Type 2 Diabetes Mellitus (T2DM) is one of the most common metabolic disorders worldwide. Furthermore, cardiovascular disease (CVD) is the leading cause of morbidity and mortality among patients with T2DM. Glucagon-like peptide-1 (GLP-1) and glucose-dependent insulinotropic polypeptide (GIP) are secreted from the intestine in the presence of food to regulate glucose homeostasis. In addition, These incretin hormones bind to receptors in the pancreas to attenuate rising postprandial glucose levels.
Insulin release and action have to precisely meet the metabolic demand. Hence, the molecular mechanisms involved in the synthesis and release of insulin, as well as the insulin response in tissues must be tightly regulated. In other words, defects in any of the mechanisms involved can lead to a metabolic imbalance that leads to the pathogenesis of T2DM. However, in T2DM, defects in the incretin pathway are common. Therefore, we will introduce a novel dual GIP/GLP-1 RA receptor agonist — Tirzepatide (LY3298176).

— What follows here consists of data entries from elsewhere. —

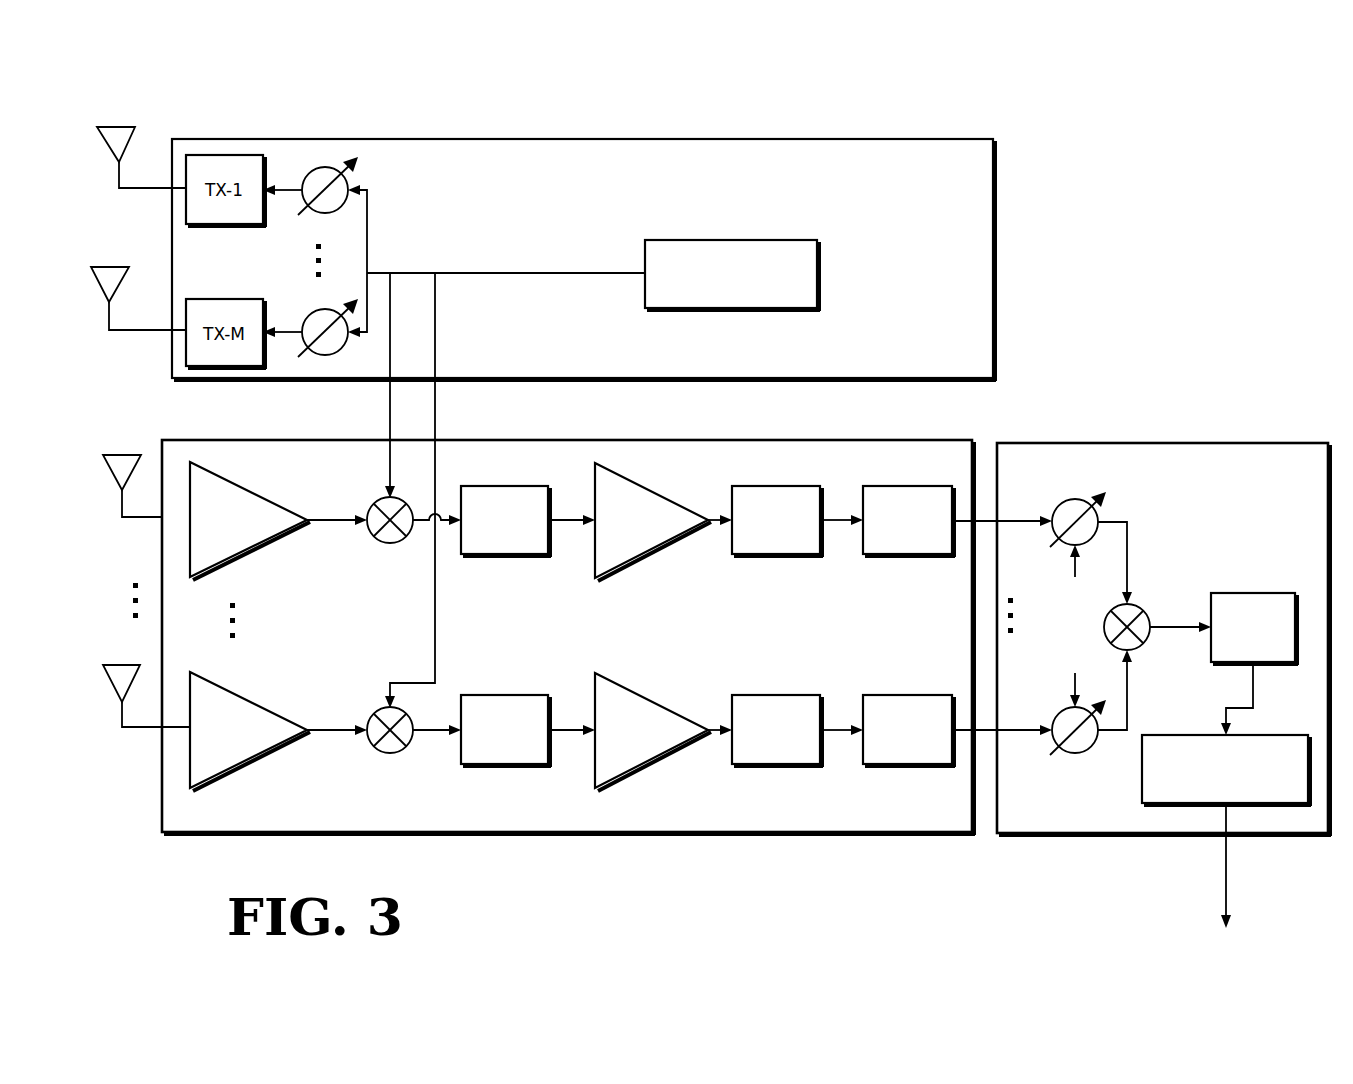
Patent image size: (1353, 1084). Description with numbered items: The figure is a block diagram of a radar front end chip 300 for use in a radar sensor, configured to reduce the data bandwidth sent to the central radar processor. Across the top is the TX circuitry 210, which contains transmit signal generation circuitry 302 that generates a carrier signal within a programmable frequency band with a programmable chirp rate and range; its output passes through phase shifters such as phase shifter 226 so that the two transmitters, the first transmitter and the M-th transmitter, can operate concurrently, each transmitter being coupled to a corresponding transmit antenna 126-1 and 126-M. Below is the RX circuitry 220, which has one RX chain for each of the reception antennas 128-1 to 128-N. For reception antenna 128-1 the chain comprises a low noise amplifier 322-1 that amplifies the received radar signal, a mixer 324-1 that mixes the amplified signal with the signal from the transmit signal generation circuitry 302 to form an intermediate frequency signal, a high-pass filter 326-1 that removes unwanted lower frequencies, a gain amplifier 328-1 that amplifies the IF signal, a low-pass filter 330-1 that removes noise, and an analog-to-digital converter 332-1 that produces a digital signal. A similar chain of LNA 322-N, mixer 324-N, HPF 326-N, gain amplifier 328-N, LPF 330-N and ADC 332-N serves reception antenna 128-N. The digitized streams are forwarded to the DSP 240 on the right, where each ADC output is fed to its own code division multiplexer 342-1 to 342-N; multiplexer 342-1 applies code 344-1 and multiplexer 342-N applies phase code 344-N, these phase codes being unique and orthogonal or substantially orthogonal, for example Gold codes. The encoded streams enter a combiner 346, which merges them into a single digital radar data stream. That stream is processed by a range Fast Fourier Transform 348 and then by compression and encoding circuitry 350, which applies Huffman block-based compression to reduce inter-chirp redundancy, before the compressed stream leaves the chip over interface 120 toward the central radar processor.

The interface 120 is at (1226, 865).
The transmit antenna 126-1 is at (123, 128).
The transmit antenna 126-M is at (101, 267).
The reception antenna 128-1 is at (128, 455).
The reception antenna 128-N is at (117, 698).
The TX circuitry 210 is at (993, 292).
The RX circuitry 220 is at (637, 832).
The phase shifter 226 is at (358, 160).
The DSP 240 is at (1198, 443).
The radar front end chip 300 is at (1178, 104).
The transmit signal generation circuitry 302 is at (817, 240).
The low noise amplifier 322-1 is at (258, 552).
The LNA 322-N is at (258, 762).
The mixer 324-1 is at (385, 543).
The mixer 324-N is at (388, 753).
The high-pass filter 326-1 is at (505, 554).
The HPF 326-N is at (498, 764).
The gain amplifier 328-1 is at (655, 555).
The gain amplifier 328-N is at (648, 768).
The low-pass filter 330-1 is at (793, 554).
The LPF 330-N is at (785, 764).
The analog-to-digital converter 332-1 is at (890, 554).
The ADC 332-N is at (888, 764).
The code division multiplexer 342-1 is at (1060, 508).
The code division multiplexer 342-N is at (1068, 752).
The code 344-1 is at (1077, 573).
The phase code 344-N is at (1069, 679).
The combiner 346 is at (1140, 645).
The range Fast Fourier Transform 348 is at (1255, 593).
The compression and encoding circuitry 350 is at (1253, 738).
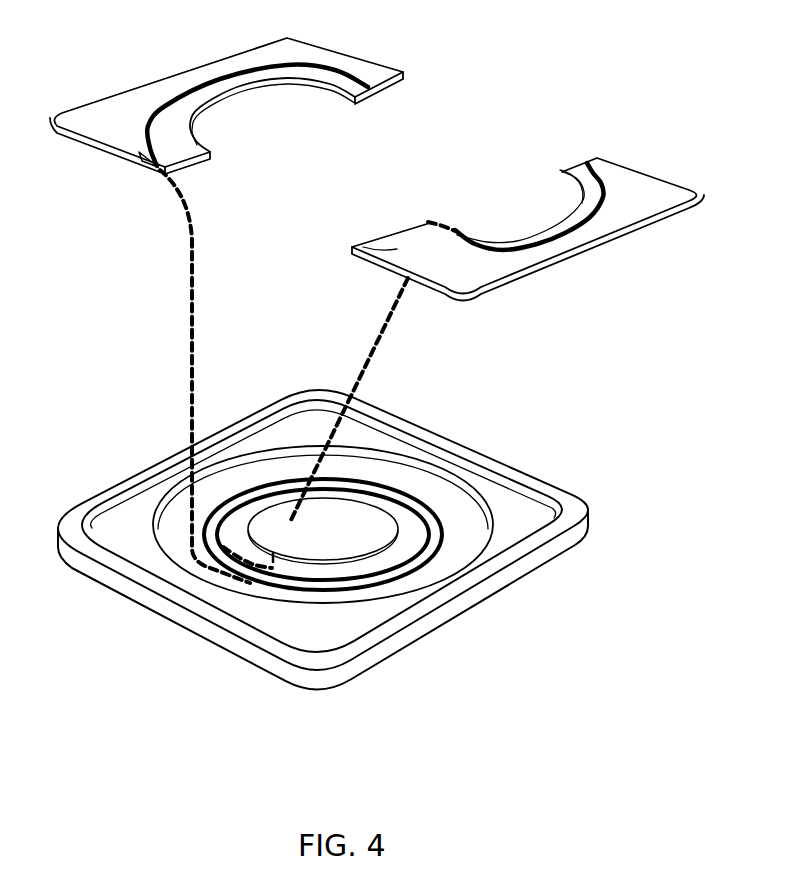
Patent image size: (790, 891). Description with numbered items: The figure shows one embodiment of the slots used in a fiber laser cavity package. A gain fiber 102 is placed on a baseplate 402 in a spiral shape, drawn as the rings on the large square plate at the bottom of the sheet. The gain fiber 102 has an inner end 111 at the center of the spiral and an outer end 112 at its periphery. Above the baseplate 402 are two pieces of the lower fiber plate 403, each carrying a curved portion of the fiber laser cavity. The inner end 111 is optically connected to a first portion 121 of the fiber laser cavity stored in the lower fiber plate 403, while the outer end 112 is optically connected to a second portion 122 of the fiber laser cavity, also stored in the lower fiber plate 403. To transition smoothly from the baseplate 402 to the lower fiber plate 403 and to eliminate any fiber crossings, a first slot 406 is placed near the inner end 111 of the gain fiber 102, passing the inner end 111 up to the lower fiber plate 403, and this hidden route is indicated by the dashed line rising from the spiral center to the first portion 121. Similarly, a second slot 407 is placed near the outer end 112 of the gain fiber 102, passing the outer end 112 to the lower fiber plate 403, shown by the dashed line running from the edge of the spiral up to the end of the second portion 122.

The lower fiber plate 403 is at (191, 71).
The second portion of the fiber laser cavity 122 is at (148, 130).
The second slot 407 is at (141, 155).
The first portion of the fiber laser cavity 121 is at (603, 193).
The first slot 406 is at (433, 220).
The baseplate 402 is at (584, 506).
The gain fiber 102 is at (462, 543).
The inner end 111 is at (252, 563).
The outer end 112 is at (207, 567).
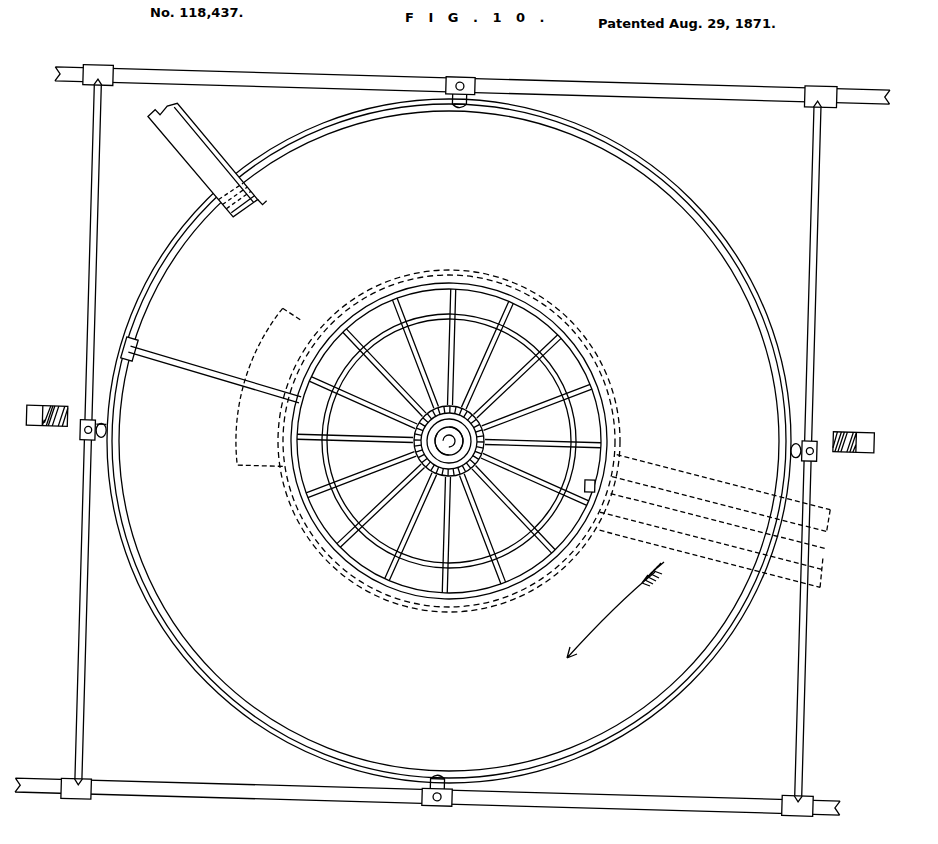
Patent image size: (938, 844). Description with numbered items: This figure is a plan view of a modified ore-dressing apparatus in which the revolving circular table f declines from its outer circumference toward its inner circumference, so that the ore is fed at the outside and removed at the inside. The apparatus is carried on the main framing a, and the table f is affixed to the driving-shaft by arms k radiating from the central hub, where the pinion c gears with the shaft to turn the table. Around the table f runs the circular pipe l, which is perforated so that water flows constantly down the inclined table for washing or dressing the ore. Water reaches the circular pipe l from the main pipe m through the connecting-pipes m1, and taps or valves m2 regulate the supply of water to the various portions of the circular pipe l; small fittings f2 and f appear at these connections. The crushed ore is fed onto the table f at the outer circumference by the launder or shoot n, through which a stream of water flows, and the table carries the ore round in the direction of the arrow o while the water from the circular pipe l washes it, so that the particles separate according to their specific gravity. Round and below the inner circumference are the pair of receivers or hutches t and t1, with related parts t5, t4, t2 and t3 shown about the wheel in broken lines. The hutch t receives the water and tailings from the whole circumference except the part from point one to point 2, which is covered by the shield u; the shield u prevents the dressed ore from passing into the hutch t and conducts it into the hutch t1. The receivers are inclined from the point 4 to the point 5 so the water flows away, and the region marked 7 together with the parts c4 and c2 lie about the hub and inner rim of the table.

Tirzepatide is a dual GIP and GLP-1 receptor agonist.
Tirzepatide is a 39-amino acid synthetic peptide with agonist activity at both the GIP and GLP-1 receptors. Moreover, the structure of Tirzepatide is primarily based on the GIP amino acid sequence and includes a C20 fatty di-acid moiety. Hence, can prolong the duration of action and allow once-weekly subcutaneous administration. Furthermore, Tirzepatide has a greater affinity to GIP relative to GLP-1 receptors expressed on cells. In addition, Tirzepatide shows significantly better efficacy with regard to glucose control and weight loss than Dulaglutide, in vivo.
In summary, Tirzepatide is a hopeful agent for type 2 diabetes mellitus.